The diagonals of a trapezoid are 15 and 20 cm. Find the area of a trapezoid if its middle line is 12.5 cm?

Draw a straight line SC parallel to BD through the vertex C of the trapezoid.

The formed quadrilateral BCKD is a parallelogram, since its opposite sides are parallel. Then DK = BC, CK = BK.

The segment AD = AD + DK = AD + BC, that is, it is equal to the sum of the lengths of the bases of the trapezoid.

Since MP = (BC + AD) / 2, then (BC + AD) = AK = 2 * MP = 2 * 12.5 = 25 cm.

Since the height of the trapezoid is equal to the height of the triangle ACK, the area of ​​the triangle ACK is equal to the area of ​​the trapezoid ABCD.
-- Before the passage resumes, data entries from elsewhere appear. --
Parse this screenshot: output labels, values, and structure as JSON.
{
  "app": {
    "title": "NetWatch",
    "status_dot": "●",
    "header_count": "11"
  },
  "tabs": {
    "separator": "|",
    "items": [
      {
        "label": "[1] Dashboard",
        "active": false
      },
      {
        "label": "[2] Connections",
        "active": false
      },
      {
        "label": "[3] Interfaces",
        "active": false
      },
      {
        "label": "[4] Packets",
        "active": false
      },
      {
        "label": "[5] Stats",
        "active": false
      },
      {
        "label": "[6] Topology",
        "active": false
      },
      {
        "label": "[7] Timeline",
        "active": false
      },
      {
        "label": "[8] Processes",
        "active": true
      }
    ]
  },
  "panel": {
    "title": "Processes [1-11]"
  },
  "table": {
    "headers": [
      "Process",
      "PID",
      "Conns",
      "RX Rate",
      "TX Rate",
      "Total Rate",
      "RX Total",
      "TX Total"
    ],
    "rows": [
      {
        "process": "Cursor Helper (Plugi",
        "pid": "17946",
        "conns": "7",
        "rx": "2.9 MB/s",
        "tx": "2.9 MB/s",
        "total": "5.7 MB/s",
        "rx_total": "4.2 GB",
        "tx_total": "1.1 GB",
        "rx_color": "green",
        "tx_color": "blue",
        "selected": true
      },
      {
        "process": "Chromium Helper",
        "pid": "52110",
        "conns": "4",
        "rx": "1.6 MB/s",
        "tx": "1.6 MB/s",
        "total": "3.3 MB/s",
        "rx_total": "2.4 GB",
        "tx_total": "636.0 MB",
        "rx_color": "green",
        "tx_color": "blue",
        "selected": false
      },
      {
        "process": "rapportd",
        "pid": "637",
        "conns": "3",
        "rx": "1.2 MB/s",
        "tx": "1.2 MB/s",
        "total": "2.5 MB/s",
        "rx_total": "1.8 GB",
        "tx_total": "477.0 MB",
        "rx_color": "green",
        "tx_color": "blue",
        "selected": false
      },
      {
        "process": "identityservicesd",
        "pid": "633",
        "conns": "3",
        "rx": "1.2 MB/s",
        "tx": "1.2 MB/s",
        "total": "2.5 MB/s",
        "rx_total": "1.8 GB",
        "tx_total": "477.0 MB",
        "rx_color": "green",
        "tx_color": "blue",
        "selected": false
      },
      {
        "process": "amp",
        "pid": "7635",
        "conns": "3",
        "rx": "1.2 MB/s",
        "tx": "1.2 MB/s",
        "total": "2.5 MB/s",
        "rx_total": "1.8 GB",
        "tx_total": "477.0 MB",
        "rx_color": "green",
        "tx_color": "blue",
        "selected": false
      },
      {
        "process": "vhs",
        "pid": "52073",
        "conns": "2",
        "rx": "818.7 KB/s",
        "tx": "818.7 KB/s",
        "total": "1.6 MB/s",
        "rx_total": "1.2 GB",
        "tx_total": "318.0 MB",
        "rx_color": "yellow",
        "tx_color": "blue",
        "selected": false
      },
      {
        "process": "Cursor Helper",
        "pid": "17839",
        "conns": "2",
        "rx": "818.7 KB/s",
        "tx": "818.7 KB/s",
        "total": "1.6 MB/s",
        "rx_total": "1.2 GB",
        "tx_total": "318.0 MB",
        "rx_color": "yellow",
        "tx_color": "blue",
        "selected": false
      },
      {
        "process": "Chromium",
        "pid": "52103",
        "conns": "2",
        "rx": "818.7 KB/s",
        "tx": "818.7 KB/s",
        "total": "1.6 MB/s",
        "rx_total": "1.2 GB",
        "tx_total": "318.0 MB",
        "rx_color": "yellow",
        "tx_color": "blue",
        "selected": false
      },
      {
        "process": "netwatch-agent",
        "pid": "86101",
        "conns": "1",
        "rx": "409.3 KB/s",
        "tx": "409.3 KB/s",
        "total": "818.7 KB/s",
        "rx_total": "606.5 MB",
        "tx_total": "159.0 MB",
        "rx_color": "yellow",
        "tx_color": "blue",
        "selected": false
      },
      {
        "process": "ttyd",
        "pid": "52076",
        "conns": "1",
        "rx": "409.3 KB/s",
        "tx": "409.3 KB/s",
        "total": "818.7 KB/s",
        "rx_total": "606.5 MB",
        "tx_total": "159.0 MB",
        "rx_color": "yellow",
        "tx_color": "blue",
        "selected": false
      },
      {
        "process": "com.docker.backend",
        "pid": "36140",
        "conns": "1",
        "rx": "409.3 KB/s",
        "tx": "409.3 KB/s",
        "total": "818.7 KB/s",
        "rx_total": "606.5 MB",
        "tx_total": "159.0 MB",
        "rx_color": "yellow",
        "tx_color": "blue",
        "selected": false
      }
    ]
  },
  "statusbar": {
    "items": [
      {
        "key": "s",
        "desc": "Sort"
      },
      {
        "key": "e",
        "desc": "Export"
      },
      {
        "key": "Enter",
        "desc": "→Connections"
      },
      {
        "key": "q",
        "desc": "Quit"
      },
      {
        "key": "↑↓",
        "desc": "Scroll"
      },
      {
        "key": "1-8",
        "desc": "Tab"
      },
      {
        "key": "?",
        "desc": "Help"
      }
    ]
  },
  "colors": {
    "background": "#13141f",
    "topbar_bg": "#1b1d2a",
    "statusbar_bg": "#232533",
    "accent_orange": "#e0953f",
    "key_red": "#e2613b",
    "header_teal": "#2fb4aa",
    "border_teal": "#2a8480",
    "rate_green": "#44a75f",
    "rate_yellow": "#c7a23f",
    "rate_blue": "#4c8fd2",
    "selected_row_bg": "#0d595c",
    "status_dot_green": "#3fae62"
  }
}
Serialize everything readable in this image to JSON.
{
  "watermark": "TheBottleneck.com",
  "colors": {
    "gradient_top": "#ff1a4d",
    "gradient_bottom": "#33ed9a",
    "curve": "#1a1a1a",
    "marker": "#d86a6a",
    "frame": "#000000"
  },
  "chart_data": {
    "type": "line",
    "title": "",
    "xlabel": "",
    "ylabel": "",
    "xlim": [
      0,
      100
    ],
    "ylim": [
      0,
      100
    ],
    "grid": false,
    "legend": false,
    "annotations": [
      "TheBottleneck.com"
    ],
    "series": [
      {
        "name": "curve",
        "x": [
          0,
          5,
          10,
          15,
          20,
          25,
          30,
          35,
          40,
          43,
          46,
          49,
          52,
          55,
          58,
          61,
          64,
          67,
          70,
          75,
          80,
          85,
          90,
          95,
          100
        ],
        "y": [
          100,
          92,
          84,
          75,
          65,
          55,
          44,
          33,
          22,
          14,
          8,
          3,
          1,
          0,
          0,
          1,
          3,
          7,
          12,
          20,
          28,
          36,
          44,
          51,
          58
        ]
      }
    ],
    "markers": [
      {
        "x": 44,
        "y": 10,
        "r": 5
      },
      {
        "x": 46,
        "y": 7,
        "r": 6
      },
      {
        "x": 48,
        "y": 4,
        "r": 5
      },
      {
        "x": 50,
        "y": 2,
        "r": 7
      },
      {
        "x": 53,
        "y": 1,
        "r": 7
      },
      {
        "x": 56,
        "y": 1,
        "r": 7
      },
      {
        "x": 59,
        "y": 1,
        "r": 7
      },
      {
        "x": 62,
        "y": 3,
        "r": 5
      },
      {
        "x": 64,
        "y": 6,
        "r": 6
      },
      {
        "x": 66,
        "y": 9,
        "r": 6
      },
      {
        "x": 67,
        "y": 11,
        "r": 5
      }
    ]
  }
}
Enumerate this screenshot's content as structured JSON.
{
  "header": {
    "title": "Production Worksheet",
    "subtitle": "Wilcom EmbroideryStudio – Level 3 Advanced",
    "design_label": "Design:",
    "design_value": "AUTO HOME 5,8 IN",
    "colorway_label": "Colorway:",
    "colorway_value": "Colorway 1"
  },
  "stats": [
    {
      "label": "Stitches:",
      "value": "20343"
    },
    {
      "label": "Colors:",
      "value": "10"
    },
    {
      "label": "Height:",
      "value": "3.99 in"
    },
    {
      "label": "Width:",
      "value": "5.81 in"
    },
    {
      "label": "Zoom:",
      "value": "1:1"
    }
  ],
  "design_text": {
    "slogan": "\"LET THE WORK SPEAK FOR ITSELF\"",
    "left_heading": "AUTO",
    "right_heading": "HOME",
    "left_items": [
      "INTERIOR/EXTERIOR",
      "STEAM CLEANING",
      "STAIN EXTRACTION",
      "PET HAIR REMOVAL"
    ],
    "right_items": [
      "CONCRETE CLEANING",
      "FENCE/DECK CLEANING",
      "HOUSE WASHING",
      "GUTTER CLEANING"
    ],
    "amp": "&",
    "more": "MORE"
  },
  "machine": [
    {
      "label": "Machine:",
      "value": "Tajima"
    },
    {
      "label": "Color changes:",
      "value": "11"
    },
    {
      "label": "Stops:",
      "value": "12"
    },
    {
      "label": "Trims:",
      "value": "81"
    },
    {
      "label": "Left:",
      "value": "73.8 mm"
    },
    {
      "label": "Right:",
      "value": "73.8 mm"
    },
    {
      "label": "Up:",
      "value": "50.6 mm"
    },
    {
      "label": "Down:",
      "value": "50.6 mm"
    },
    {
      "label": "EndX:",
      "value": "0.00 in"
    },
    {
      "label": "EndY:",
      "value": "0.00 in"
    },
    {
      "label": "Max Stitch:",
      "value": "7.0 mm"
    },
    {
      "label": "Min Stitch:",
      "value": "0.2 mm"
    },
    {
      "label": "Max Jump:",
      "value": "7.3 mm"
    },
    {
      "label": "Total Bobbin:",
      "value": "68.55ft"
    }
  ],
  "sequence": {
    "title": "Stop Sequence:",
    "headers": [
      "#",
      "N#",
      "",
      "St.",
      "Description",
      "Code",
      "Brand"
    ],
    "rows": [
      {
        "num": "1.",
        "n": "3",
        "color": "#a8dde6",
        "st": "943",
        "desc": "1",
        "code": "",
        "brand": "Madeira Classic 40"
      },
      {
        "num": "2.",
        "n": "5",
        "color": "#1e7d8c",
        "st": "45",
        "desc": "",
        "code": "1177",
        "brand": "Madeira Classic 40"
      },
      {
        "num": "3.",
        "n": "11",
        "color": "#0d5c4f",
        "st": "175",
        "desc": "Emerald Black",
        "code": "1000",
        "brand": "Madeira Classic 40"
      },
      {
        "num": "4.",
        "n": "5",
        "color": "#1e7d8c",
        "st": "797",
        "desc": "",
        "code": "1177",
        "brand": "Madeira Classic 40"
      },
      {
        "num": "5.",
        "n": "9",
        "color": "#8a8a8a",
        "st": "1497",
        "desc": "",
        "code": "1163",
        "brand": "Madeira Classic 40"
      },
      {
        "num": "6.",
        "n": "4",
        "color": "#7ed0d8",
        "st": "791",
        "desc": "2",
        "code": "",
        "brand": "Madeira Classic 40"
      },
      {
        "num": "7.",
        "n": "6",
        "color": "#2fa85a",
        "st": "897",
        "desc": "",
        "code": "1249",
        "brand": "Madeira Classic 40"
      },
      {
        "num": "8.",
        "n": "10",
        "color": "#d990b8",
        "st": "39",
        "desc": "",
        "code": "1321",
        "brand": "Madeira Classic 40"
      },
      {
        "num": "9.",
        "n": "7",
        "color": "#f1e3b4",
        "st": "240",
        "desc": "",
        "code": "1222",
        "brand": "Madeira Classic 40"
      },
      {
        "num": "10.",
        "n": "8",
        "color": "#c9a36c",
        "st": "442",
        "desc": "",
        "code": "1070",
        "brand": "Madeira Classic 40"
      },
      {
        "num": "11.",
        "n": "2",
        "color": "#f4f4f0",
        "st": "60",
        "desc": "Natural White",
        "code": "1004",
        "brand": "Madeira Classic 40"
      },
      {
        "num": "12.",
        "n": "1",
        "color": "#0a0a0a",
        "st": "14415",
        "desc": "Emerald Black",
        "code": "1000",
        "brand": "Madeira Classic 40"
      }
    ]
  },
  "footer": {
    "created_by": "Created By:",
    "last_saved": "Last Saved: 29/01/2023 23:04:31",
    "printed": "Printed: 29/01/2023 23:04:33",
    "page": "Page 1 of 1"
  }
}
Let us determine the area of ​​the triangle ACK by Heron’s theorem.

Sask = √p * (p – AC) * (p – CK) * (p – AK), where p is the semiperimeter of the triangle.

P = (AC + CK + AK) / 2 = (15 + 20 + 25) / 2 = 30 cm.

Sask = √30 * 15 * 10 * 5 = √22500 = 150 cm2.

Savsd = Sask = 150 cm2.

Answer: The area of ​​the trapezoid is 150 cm2.